Charles Juliet à l’épreuve du temps

                   

 Charles Juliet, « La fracture », mise en livre et réalisation d’Anik Vinay, Atelier des Grames, Gidondas

 

Ce texte est le récit d’un noyé qui s’est finalement sauvé. Loin de toutes extravagances ou halluciçnations l’auteur ramène au visible l’absente : la mère dont il fut retiré  Juliet remonte le temps et permet de penser ce qui ne pouvait se penser dans cet ultime texte d’un ensemble de douze inédit qui permet de sortir de la « folie du croire entrevoir » cher à Beckett. Loin de l’illusion de la perception ce qui défie l’entendement permet de sortir de du croire afin d’entrer sinon dans le réel du moins dans la réalité de ce qui fut. Juliet enfonce le clou non dans le cercueil de la mère mais - à travers des anecdotes qui lui permettent de la « rencontrer » - dans le bois de la détresse pour la bloquer. Celui qui fut longtemps muet et muré découvre une lumière autre à l’image noire. Amorcé très tôt, la descente aux enfers de l’auteur débouche sur un seuil de sérénité. Désormais Juliet accède au « vrai » silence : non celui qui lui fut imposé mais celui qu’il peut choisir si le besoin s’en fait sentir.

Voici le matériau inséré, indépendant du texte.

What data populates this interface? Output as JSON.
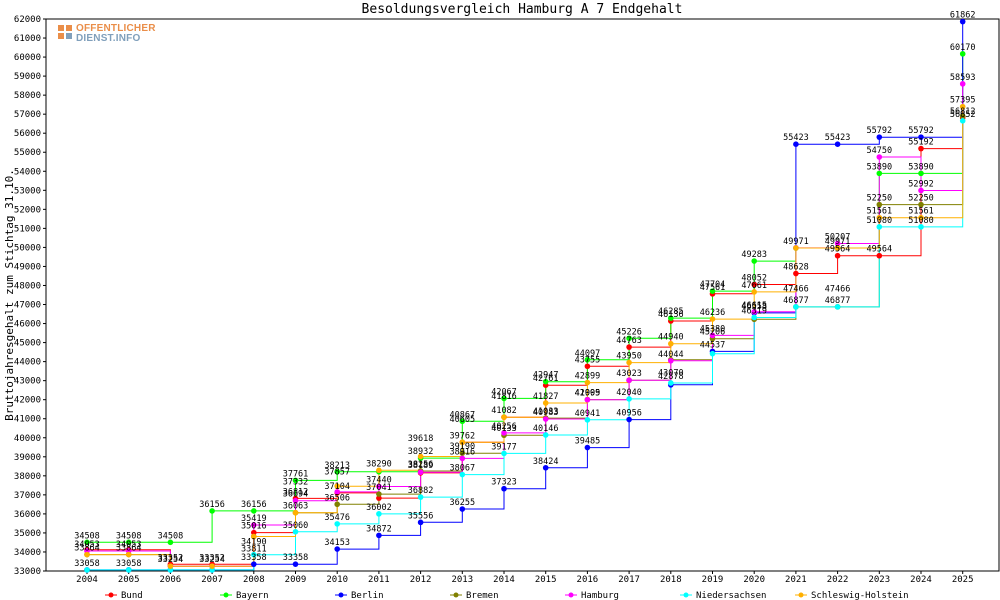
{
  "chart_data": {
    "type": "line",
    "title": "Besoldungsvergleich Hamburg A 7 Endgehalt",
    "ylabel": "Bruttojahresgehalt zum Stichtag 31.10.",
    "xlabel": "",
    "ylim": [
      33000,
      62000
    ],
    "ytick_step": 1000,
    "grid": false,
    "legend_position": "bottom",
    "x": [
      "2004",
      "2005",
      "2006",
      "2007",
      "2008",
      "2009",
      "2010",
      "2011",
      "2012",
      "2013",
      "2014",
      "2015",
      "2016",
      "2017",
      "2018",
      "2019",
      "2020",
      "2021",
      "2022",
      "2023",
      "2024",
      "2025"
    ],
    "series": [
      {
        "name": "Bund",
        "color": "#ff0000",
        "values": [
          34116,
          34116,
          33352,
          33352,
          35016,
          36812,
          37104,
          36829,
          38153,
          39762,
          41082,
          42761,
          43755,
          44763,
          46136,
          47561,
          48052,
          48628,
          49564,
          49564,
          55192,
          56812
        ]
      },
      {
        "name": "Bayern",
        "color": "#00ff00",
        "values": [
          34508,
          34508,
          34508,
          36156,
          36156,
          37761,
          38213,
          38213,
          38932,
          40867,
          42067,
          42947,
          44097,
          45226,
          46285,
          47704,
          49283,
          49971,
          49971,
          53890,
          53890,
          60170
        ]
      },
      {
        "name": "Berlin",
        "color": "#0000ff",
        "values": [
          33058,
          33058,
          33058,
          33058,
          33358,
          33358,
          34153,
          34872,
          35556,
          36255,
          37323,
          38424,
          39485,
          40956,
          42780,
          44537,
          46558,
          55423,
          55423,
          55792,
          55792,
          61862
        ]
      },
      {
        "name": "Bremen",
        "color": "#808000",
        "values": [
          33864,
          33864,
          33254,
          33254,
          34811,
          36063,
          36506,
          37041,
          38256,
          39190,
          40133,
          41033,
          42005,
          43023,
          44095,
          45206,
          46222,
          46877,
          46877,
          52250,
          52250,
          56900
        ]
      },
      {
        "name": "Hamburg",
        "color": "#ff00ff",
        "values": [
          34053,
          34053,
          33254,
          33254,
          35419,
          36694,
          37156,
          37440,
          38189,
          38916,
          40256,
          40983,
          41999,
          43023,
          44044,
          45380,
          46615,
          49977,
          50207,
          54750,
          52992,
          58593
        ]
      },
      {
        "name": "Niedersachsen",
        "color": "#00ffff",
        "values": [
          33058,
          33058,
          33058,
          33058,
          33858,
          35060,
          35476,
          36002,
          36882,
          38067,
          39177,
          40146,
          40941,
          42040,
          42878,
          44417,
          46319,
          46877,
          46877,
          51080,
          51080,
          56652
        ]
      },
      {
        "name": "Schleswig-Holstein",
        "color": "#ffb000",
        "values": [
          33864,
          33864,
          33254,
          33254,
          34811,
          36063,
          37457,
          38290,
          39018,
          39762,
          41082,
          41827,
          42899,
          43950,
          44940,
          46236,
          47661,
          49971,
          49971,
          51561,
          51561,
          57395
        ]
      }
    ],
    "labels": [
      {
        "text": "34508",
        "x": "2004",
        "y": 34508
      },
      {
        "text": "34053",
        "x": "2004",
        "y": 34053
      },
      {
        "text": "33864",
        "x": "2004",
        "y": 33864
      },
      {
        "text": "33058",
        "x": "2004",
        "y": 33058
      },
      {
        "text": "34508",
        "x": "2005",
        "y": 34508
      },
      {
        "text": "34053",
        "x": "2005",
        "y": 34053
      },
      {
        "text": "33864",
        "x": "2005",
        "y": 33864
      },
      {
        "text": "33058",
        "x": "2005",
        "y": 33058
      },
      {
        "text": "34508",
        "x": "2006",
        "y": 34508
      },
      {
        "text": "33352",
        "x": "2006",
        "y": 33352
      },
      {
        "text": "33254",
        "x": "2006",
        "y": 33254
      },
      {
        "text": "36156",
        "x": "2007",
        "y": 36156
      },
      {
        "text": "33352",
        "x": "2007",
        "y": 33352
      },
      {
        "text": "33254",
        "x": "2007",
        "y": 33254
      },
      {
        "text": "36156",
        "x": "2008",
        "y": 36156
      },
      {
        "text": "35419",
        "x": "2008",
        "y": 35419
      },
      {
        "text": "35016",
        "x": "2008",
        "y": 35016
      },
      {
        "text": "34190",
        "x": "2008",
        "y": 34190
      },
      {
        "text": "33811",
        "x": "2008",
        "y": 33811
      },
      {
        "text": "33358",
        "x": "2008",
        "y": 33358
      },
      {
        "text": "37761",
        "x": "2009",
        "y": 37761
      },
      {
        "text": "37332",
        "x": "2009",
        "y": 37332
      },
      {
        "text": "36812",
        "x": "2009",
        "y": 36812
      },
      {
        "text": "36694",
        "x": "2009",
        "y": 36694
      },
      {
        "text": "36063",
        "x": "2009",
        "y": 36063
      },
      {
        "text": "35060",
        "x": "2009",
        "y": 35060
      },
      {
        "text": "33358",
        "x": "2009",
        "y": 33358
      },
      {
        "text": "38213",
        "x": "2010",
        "y": 38213
      },
      {
        "text": "37857",
        "x": "2010",
        "y": 37857
      },
      {
        "text": "37104",
        "x": "2010",
        "y": 37104
      },
      {
        "text": "36506",
        "x": "2010",
        "y": 36506
      },
      {
        "text": "35476",
        "x": "2010",
        "y": 35476
      },
      {
        "text": "34153",
        "x": "2010",
        "y": 34153
      },
      {
        "text": "38290",
        "x": "2011",
        "y": 38290
      },
      {
        "text": "37440",
        "x": "2011",
        "y": 37440
      },
      {
        "text": "37041",
        "x": "2011",
        "y": 37041
      },
      {
        "text": "36002",
        "x": "2011",
        "y": 36002
      },
      {
        "text": "34872",
        "x": "2011",
        "y": 34872
      },
      {
        "text": "39618",
        "x": "2012",
        "y": 39618
      },
      {
        "text": "38932",
        "x": "2012",
        "y": 38932
      },
      {
        "text": "38256",
        "x": "2012",
        "y": 38256
      },
      {
        "text": "38189",
        "x": "2012",
        "y": 38189
      },
      {
        "text": "36882",
        "x": "2012",
        "y": 36882
      },
      {
        "text": "35556",
        "x": "2012",
        "y": 35556
      },
      {
        "text": "40867",
        "x": "2013",
        "y": 40867
      },
      {
        "text": "40605",
        "x": "2013",
        "y": 40605
      },
      {
        "text": "39762",
        "x": "2013",
        "y": 39762
      },
      {
        "text": "39190",
        "x": "2013",
        "y": 39190
      },
      {
        "text": "38916",
        "x": "2013",
        "y": 38916
      },
      {
        "text": "38067",
        "x": "2013",
        "y": 38067
      },
      {
        "text": "36255",
        "x": "2013",
        "y": 36255
      },
      {
        "text": "42067",
        "x": "2014",
        "y": 42067
      },
      {
        "text": "41816",
        "x": "2014",
        "y": 41816
      },
      {
        "text": "41082",
        "x": "2014",
        "y": 41082
      },
      {
        "text": "40256",
        "x": "2014",
        "y": 40256
      },
      {
        "text": "40133",
        "x": "2014",
        "y": 40133
      },
      {
        "text": "39177",
        "x": "2014",
        "y": 39177
      },
      {
        "text": "37323",
        "x": "2014",
        "y": 37323
      },
      {
        "text": "42947",
        "x": "2015",
        "y": 42947
      },
      {
        "text": "42761",
        "x": "2015",
        "y": 42761
      },
      {
        "text": "41827",
        "x": "2015",
        "y": 41827
      },
      {
        "text": "41033",
        "x": "2015",
        "y": 41033
      },
      {
        "text": "40983",
        "x": "2015",
        "y": 40983
      },
      {
        "text": "40146",
        "x": "2015",
        "y": 40146
      },
      {
        "text": "38424",
        "x": "2015",
        "y": 38424
      },
      {
        "text": "44097",
        "x": "2016",
        "y": 44097
      },
      {
        "text": "43755",
        "x": "2016",
        "y": 43755
      },
      {
        "text": "42899",
        "x": "2016",
        "y": 42899
      },
      {
        "text": "42005",
        "x": "2016",
        "y": 42005
      },
      {
        "text": "41999",
        "x": "2016",
        "y": 41999
      },
      {
        "text": "40941",
        "x": "2016",
        "y": 40941
      },
      {
        "text": "39485",
        "x": "2016",
        "y": 39485
      },
      {
        "text": "45226",
        "x": "2017",
        "y": 45226
      },
      {
        "text": "44763",
        "x": "2017",
        "y": 44763
      },
      {
        "text": "43950",
        "x": "2017",
        "y": 43950
      },
      {
        "text": "43023",
        "x": "2017",
        "y": 43023
      },
      {
        "text": "42040",
        "x": "2017",
        "y": 42040
      },
      {
        "text": "40956",
        "x": "2017",
        "y": 40956
      },
      {
        "text": "46285",
        "x": "2018",
        "y": 46285
      },
      {
        "text": "46136",
        "x": "2018",
        "y": 46136
      },
      {
        "text": "44940",
        "x": "2018",
        "y": 44940
      },
      {
        "text": "44044",
        "x": "2018",
        "y": 44044
      },
      {
        "text": "43070",
        "x": "2018",
        "y": 43070
      },
      {
        "text": "42878",
        "x": "2018",
        "y": 42878
      },
      {
        "text": "47704",
        "x": "2019",
        "y": 47704
      },
      {
        "text": "47561",
        "x": "2019",
        "y": 47561
      },
      {
        "text": "46236",
        "x": "2019",
        "y": 46236
      },
      {
        "text": "45380",
        "x": "2019",
        "y": 45380
      },
      {
        "text": "45206",
        "x": "2019",
        "y": 45206
      },
      {
        "text": "44537",
        "x": "2019",
        "y": 44537
      },
      {
        "text": "49283",
        "x": "2020",
        "y": 49283
      },
      {
        "text": "48052",
        "x": "2020",
        "y": 48052
      },
      {
        "text": "47661",
        "x": "2020",
        "y": 47661
      },
      {
        "text": "46615",
        "x": "2020",
        "y": 46615
      },
      {
        "text": "46558",
        "x": "2020",
        "y": 46558
      },
      {
        "text": "46319",
        "x": "2020",
        "y": 46319
      },
      {
        "text": "55423",
        "x": "2021",
        "y": 55423
      },
      {
        "text": "49971",
        "x": "2021",
        "y": 49971
      },
      {
        "text": "48628",
        "x": "2021",
        "y": 48628
      },
      {
        "text": "47466",
        "x": "2021",
        "y": 47466
      },
      {
        "text": "46877",
        "x": "2021",
        "y": 46877
      },
      {
        "text": "55423",
        "x": "2022",
        "y": 55423
      },
      {
        "text": "50207",
        "x": "2022",
        "y": 50207
      },
      {
        "text": "49971",
        "x": "2022",
        "y": 49971
      },
      {
        "text": "49564",
        "x": "2022",
        "y": 49564
      },
      {
        "text": "47466",
        "x": "2022",
        "y": 47466
      },
      {
        "text": "46877",
        "x": "2022",
        "y": 46877
      },
      {
        "text": "55792",
        "x": "2023",
        "y": 55792
      },
      {
        "text": "54750",
        "x": "2023",
        "y": 54750
      },
      {
        "text": "53890",
        "x": "2023",
        "y": 53890
      },
      {
        "text": "52250",
        "x": "2023",
        "y": 52250
      },
      {
        "text": "51561",
        "x": "2023",
        "y": 51561
      },
      {
        "text": "51080",
        "x": "2023",
        "y": 51080
      },
      {
        "text": "49564",
        "x": "2023",
        "y": 49564
      },
      {
        "text": "55792",
        "x": "2024",
        "y": 55792
      },
      {
        "text": "55192",
        "x": "2024",
        "y": 55192
      },
      {
        "text": "53890",
        "x": "2024",
        "y": 53890
      },
      {
        "text": "52992",
        "x": "2024",
        "y": 52992
      },
      {
        "text": "52250",
        "x": "2024",
        "y": 52250
      },
      {
        "text": "51561",
        "x": "2024",
        "y": 51561
      },
      {
        "text": "51080",
        "x": "2024",
        "y": 51080
      },
      {
        "text": "61862",
        "x": "2025",
        "y": 61862
      },
      {
        "text": "60170",
        "x": "2025",
        "y": 60170
      },
      {
        "text": "58593",
        "x": "2025",
        "y": 58593
      },
      {
        "text": "57395",
        "x": "2025",
        "y": 57395
      },
      {
        "text": "56812",
        "x": "2025",
        "y": 56812
      },
      {
        "text": "56652",
        "x": "2025",
        "y": 56652
      }
    ]
  },
  "logo": {
    "line1": "OFFENTLICHER",
    "line2": "DIENST.INFO"
  }
}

Les 12 œuvres publiés par Anick Vinay trouvent donc avec  « La fracture » non un plongeon dans l’abîme mais une remontée.  Juliet l’indélébile et l'un des grands créateurs de l’époque atteint un accomplissement existentiel. Ses mots ne sont plus des témoins inassermentables : ils finalisent le métier de vivre : il n’atteint pas ici sa retraite mais une forme de paix. Pactisant avec la première des femmes - celle de son mal, de son  manque - le poète inscrit une renaissance. Certes elle n’a rien d’une épiphanie triomphante. Le temps n’est plus propice à une telle envolée. La prose est là pour le prouver : elle dit simplement qu’il faut plus croire à la vie qu’à la mort. L’œuvre trouve ainsi une ouverture, en découvrant  enfin ce que Beckett cherchait dans la littérature  "la voix qui dit / vis / d'une autre vie". La vie d’ici bas, d’ici même. Bref telle qu’elle est une fois que le silence imposé est enfin déchiré par cette confession intime qui refuse toute concession au lyrisme : il serait déplacé.